Reproducibility

This project is designed to produce identical results across re-runs on the same hardware. Here's how each moving part is pinned.

Random seeds

seed: 42 in configs/config.yaml is threaded through seed_everything() at the start of src/brain_mri_segmentation/training/train.py.
Lightning's deterministic="warn" mode avoids the nll_loss2d_forward_out_cuda_template crash while still catching non-deterministic kernels elsewhere.
Patient-level split is deterministic: prepare.py shuffles TCGA patient dirs with random.Random(seed=42) before the 88/11/11 partition — re-running always produces the same split.

Dependencies

pyproject.toml declares direct deps; uv.lock is committed and pins every transitive package version + hash.
.python-version = 3.13 — CI + local dev must match.
CUDA torch pinned via [[tool.uv.index]] pytorch-cu124 on Win/Linux.
CI runs the suite against Python 3.12 + 3.13 via a matrix strategy.

Data

data/sample/ (8 paired image+mask TIFs) is in git — CI + smoke tests work without any external download.
data/raw/ and data/processed/ are DVC-tracked.

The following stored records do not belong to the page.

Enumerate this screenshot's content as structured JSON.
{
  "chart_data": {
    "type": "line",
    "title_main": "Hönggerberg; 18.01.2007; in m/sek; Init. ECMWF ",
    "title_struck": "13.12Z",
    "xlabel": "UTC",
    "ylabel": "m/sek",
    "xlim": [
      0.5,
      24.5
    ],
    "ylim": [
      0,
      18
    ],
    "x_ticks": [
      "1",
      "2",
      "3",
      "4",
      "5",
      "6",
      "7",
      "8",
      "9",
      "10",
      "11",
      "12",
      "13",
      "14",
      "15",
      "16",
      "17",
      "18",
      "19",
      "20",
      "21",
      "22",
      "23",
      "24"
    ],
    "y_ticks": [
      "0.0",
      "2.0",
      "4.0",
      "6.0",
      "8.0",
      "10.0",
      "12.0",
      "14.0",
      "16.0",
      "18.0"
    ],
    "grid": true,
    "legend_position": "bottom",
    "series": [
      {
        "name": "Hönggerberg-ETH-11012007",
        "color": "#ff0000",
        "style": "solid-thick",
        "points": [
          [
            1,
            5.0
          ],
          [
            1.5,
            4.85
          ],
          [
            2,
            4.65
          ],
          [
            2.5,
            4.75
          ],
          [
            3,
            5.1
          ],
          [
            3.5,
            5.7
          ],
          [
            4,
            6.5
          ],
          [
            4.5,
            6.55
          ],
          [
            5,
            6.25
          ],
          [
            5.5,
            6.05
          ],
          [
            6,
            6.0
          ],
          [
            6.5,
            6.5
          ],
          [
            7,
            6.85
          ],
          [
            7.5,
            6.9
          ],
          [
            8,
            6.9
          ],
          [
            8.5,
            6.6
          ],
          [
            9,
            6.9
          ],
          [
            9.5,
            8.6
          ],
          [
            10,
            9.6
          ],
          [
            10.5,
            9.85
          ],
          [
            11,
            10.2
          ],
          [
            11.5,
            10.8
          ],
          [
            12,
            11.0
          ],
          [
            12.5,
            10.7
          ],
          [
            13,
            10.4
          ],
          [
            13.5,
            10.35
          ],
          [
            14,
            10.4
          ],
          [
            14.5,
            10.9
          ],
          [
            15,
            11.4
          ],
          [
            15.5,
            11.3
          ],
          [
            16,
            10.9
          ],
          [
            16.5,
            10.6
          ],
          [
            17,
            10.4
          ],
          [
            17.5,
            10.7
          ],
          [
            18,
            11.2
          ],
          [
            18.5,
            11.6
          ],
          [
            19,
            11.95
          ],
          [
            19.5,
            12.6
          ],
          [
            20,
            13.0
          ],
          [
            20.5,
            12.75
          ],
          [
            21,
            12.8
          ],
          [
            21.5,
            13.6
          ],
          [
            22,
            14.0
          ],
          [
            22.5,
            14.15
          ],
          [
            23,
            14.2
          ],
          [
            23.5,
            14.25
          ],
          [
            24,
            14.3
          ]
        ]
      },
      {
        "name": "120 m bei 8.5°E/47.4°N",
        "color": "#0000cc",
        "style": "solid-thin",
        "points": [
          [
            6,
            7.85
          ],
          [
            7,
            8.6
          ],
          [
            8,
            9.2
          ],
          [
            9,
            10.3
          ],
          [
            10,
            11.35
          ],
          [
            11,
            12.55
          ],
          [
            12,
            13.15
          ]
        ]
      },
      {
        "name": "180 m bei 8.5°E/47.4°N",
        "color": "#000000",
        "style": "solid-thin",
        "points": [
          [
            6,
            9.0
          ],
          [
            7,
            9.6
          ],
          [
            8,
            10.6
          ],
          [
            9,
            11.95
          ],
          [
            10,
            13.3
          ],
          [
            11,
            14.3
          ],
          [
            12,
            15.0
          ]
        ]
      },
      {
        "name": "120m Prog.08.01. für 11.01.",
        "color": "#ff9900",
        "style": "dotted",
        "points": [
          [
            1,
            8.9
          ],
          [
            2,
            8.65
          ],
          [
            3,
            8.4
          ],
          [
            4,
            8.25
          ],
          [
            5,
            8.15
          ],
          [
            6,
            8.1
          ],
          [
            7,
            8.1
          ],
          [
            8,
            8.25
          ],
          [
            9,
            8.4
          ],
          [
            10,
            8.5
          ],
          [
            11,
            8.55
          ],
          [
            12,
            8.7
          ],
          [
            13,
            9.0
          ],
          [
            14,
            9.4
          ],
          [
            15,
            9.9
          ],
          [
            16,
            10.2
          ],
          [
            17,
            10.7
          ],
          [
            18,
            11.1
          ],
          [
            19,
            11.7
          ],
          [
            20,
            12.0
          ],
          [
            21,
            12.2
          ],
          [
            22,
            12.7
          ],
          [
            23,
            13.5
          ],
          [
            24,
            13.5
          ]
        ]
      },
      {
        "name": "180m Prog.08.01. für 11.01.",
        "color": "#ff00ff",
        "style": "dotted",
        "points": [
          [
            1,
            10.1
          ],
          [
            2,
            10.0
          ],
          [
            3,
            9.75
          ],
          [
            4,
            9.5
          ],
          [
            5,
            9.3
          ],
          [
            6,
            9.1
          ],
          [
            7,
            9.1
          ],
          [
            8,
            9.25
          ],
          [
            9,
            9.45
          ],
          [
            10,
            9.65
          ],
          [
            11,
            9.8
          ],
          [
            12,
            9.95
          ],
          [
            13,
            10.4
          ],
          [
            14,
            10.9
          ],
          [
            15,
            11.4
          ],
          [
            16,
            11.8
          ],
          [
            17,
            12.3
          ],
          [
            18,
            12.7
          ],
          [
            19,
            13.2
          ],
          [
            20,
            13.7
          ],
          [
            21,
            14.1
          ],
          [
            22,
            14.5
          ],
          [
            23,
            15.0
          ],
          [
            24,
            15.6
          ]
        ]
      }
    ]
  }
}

DVC remote is local-only by default.
Kaggle source: kaggle_3m/ (Buda et al., TCGA-LGG). 110 patient subdirs with paired *.tif + *_mask.tif.

Docker

Dockerfile is multi-stage (base, training, serving); .dockerignore keeps context minimal.
Published images live at ghcr.io/kiselyovd/brain-mri-segmentation:<tag>.
Base image: python:3.13-slim-bookworm.

Model weights

Published to HF Hub at kiselyovd/brain-mri-segmentation. Each release tag maps to an HF commit SHA.
Weights ship as model.safetensors.

One-command reproduction

git clone https://github.com/kiselyovd/brain-mri-segmentation
cd brain-mri-segmentation
uv sync --all-groups
bash scripts/sync_data.sh "/path/to/Brain MRI segmentation/kaggle_3m"
uv run python -m brain_mri_segmentation.data.prepare --raw data/raw --out data/processed
uv run python -m brain_mri_segmentation.training.train +experiment=sota
uv run python -m brain_mri_segmentation.evaluation.evaluate --checkpoint artifacts/checkpoints/best.ckpt --out reports/metrics.json

Expected: the numbers in BENCHMARKS.md ± 1% (small test-set variance + floating-point noise).